The other fever of fickleness, which comes from cold, all those men have who love God indeed, but at the same time seek and inordinately love some other thing. This fever comes from cold, for the heat of charity is poor indeed where not God alone, but foreign things besides and with God, urge and excite us towards the works of virtue. Such men are fickle of heart; for in all the things which they do, nature is secretly seeking its own, often without their knowledge, for they know not themselves. Such men choose and abandon, first one way of life, then another. To-day they choose one priest, to whom they would go for confession and for counsel their whole life long; and to-morrow they will choose another. On all things they will ask advice, but hardly ever do they act upon it. All things for which they are blamed and rebuked they like to excuse and to justify. Of fine words they have plenty, but little is in them. They like well to have a reputation for virtue, but without great effort. They wish their virtues to be known, and these are therefore empty, and have no savour either of God nor of themselves. Others they teach, but will themselves hardly be taught or reproved. A natural self-love and a hidden pride make them thus fickle. Such people walk on the verge of hell: one false step, and into it they fall.

In some men this fever of fickleness may produce the quartan fever; that is, an estrangement from God and from themselves and from truth and from all virtues. And then they fall into such confusion that they are at their wit’s end and know not what to do. This illness is more dangerous than either of the others.
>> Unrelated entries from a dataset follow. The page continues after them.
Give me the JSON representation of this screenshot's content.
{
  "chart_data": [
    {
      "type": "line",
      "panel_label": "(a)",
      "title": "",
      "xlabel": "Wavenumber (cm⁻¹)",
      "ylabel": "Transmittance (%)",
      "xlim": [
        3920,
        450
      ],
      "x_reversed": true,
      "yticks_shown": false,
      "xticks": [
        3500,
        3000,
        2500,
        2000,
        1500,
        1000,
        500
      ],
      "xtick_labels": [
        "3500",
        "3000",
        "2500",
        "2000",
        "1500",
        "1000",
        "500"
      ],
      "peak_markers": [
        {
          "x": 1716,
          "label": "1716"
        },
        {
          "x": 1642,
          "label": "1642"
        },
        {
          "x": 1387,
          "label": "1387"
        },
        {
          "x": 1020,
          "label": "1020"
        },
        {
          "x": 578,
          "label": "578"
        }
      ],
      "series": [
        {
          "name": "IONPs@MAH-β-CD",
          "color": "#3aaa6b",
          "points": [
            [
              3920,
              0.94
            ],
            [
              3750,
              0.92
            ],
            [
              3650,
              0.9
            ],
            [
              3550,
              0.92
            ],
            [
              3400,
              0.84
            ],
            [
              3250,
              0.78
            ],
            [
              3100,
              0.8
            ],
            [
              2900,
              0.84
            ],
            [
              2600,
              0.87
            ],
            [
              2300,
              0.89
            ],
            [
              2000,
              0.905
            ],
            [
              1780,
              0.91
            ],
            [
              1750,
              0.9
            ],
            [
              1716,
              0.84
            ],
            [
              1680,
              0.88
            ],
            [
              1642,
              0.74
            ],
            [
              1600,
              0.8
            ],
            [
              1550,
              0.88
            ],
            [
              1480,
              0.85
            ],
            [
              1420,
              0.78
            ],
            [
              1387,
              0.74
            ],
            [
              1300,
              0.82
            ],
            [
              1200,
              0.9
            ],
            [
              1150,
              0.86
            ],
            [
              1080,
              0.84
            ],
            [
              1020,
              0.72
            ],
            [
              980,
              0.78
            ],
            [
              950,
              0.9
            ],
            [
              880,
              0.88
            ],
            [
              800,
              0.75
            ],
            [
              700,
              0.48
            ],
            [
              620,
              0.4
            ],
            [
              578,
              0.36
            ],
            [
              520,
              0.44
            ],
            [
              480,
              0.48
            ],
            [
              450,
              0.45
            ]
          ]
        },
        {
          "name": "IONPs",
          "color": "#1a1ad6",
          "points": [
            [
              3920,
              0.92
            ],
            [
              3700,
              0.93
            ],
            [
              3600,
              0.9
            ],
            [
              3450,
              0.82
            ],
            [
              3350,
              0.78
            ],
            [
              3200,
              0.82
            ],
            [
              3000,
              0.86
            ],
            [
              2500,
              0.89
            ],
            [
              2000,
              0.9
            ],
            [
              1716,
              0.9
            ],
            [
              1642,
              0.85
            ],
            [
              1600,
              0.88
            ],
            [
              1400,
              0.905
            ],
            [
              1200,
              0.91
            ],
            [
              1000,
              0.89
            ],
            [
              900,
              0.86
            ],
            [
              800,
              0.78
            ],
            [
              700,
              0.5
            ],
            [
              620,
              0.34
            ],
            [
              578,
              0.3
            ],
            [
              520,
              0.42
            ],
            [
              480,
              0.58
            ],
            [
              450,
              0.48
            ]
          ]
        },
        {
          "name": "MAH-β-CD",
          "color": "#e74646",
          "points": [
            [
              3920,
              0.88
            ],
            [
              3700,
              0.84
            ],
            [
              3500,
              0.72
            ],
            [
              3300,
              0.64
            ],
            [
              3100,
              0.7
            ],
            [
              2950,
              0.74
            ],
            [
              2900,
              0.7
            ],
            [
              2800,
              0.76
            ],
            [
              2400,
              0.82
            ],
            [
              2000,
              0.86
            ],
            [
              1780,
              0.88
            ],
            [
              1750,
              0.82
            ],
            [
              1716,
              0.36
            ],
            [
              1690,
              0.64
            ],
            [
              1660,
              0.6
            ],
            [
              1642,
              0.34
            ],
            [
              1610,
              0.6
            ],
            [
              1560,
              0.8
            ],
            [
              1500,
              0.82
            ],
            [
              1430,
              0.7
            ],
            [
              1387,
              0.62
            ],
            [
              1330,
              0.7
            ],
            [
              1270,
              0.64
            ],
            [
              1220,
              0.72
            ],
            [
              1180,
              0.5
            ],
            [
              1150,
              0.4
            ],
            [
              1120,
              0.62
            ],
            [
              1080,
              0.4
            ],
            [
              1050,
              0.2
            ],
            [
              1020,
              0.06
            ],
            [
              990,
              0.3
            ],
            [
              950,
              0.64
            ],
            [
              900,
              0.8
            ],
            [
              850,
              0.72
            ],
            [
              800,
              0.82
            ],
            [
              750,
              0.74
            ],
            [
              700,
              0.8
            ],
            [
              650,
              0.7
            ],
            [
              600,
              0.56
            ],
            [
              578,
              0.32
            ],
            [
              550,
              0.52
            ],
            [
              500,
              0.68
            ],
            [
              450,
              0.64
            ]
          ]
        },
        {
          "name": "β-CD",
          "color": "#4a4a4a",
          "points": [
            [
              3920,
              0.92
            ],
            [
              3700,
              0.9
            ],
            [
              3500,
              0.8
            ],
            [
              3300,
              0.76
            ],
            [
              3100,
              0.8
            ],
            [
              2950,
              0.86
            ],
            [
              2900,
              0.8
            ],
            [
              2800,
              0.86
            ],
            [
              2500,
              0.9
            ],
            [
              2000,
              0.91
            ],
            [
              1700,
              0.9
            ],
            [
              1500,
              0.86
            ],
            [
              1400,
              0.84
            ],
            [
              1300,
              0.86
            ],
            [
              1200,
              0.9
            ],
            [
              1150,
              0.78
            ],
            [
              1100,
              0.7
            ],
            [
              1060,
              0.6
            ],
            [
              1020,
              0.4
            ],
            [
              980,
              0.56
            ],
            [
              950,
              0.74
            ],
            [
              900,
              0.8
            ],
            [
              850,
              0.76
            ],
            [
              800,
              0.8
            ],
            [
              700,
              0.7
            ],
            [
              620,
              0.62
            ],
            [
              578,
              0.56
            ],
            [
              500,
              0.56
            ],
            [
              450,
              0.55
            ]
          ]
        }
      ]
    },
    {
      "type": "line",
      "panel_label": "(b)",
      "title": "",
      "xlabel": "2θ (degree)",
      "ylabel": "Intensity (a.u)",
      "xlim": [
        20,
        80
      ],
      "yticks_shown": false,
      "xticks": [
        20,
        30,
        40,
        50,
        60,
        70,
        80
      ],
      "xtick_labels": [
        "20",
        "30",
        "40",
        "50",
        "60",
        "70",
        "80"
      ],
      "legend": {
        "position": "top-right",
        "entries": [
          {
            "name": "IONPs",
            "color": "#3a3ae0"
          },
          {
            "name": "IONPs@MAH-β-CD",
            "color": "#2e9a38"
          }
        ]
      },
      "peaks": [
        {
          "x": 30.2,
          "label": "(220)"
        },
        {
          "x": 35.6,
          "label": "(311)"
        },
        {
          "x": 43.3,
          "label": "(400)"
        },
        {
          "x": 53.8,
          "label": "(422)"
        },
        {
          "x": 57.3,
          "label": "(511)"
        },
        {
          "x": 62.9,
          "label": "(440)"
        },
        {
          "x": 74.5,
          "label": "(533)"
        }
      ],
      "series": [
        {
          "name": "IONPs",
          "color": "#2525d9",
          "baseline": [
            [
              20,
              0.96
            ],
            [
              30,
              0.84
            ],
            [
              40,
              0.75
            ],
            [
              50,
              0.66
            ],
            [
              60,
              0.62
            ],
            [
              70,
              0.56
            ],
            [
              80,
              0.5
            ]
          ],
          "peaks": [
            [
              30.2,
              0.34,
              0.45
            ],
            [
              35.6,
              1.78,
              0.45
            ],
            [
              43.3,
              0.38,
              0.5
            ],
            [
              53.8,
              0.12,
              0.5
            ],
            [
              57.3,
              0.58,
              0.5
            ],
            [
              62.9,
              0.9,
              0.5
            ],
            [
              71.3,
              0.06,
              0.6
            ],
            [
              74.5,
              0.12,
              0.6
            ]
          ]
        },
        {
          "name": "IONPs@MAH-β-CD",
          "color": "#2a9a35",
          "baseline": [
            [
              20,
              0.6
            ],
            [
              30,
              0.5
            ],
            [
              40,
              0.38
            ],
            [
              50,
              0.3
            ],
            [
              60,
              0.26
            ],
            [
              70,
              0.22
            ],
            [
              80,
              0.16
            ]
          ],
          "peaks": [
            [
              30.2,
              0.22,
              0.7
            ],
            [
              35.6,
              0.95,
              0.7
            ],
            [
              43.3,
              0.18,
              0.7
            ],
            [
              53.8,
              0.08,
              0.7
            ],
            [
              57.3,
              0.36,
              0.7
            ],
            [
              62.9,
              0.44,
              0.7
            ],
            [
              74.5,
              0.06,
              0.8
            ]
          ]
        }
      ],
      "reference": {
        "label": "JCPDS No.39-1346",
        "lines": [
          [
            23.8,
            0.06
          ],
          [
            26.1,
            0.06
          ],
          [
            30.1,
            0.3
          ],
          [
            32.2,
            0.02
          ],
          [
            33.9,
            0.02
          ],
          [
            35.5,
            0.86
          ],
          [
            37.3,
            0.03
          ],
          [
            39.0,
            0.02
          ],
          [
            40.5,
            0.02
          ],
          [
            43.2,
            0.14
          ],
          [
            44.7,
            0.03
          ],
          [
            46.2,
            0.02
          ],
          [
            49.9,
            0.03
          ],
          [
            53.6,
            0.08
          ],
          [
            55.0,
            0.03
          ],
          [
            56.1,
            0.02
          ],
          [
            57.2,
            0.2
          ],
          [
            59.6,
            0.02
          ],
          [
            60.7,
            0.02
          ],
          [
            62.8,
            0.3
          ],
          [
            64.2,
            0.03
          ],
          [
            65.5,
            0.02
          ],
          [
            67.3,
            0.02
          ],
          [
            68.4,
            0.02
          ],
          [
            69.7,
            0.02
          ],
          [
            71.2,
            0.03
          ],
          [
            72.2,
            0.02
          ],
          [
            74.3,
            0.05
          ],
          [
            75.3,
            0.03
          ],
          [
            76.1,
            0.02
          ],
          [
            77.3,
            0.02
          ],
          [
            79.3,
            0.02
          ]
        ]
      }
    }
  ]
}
Through this estrangement a man sometimes falls into a fever which is called the double quartan, which means indifference. Then the fourth day is doubled, and he can hardly recover, for he becomes indifferent and heedless of all that is needful to eternal life. So he may fall into sin, like one who never knew anything of God. If this may befall those men who govern themselves ill in this state of abandonment, then it behoves those to beware who never knew ought of God, nor of the inward life, nor of that sweet savour which good men find in their exercises.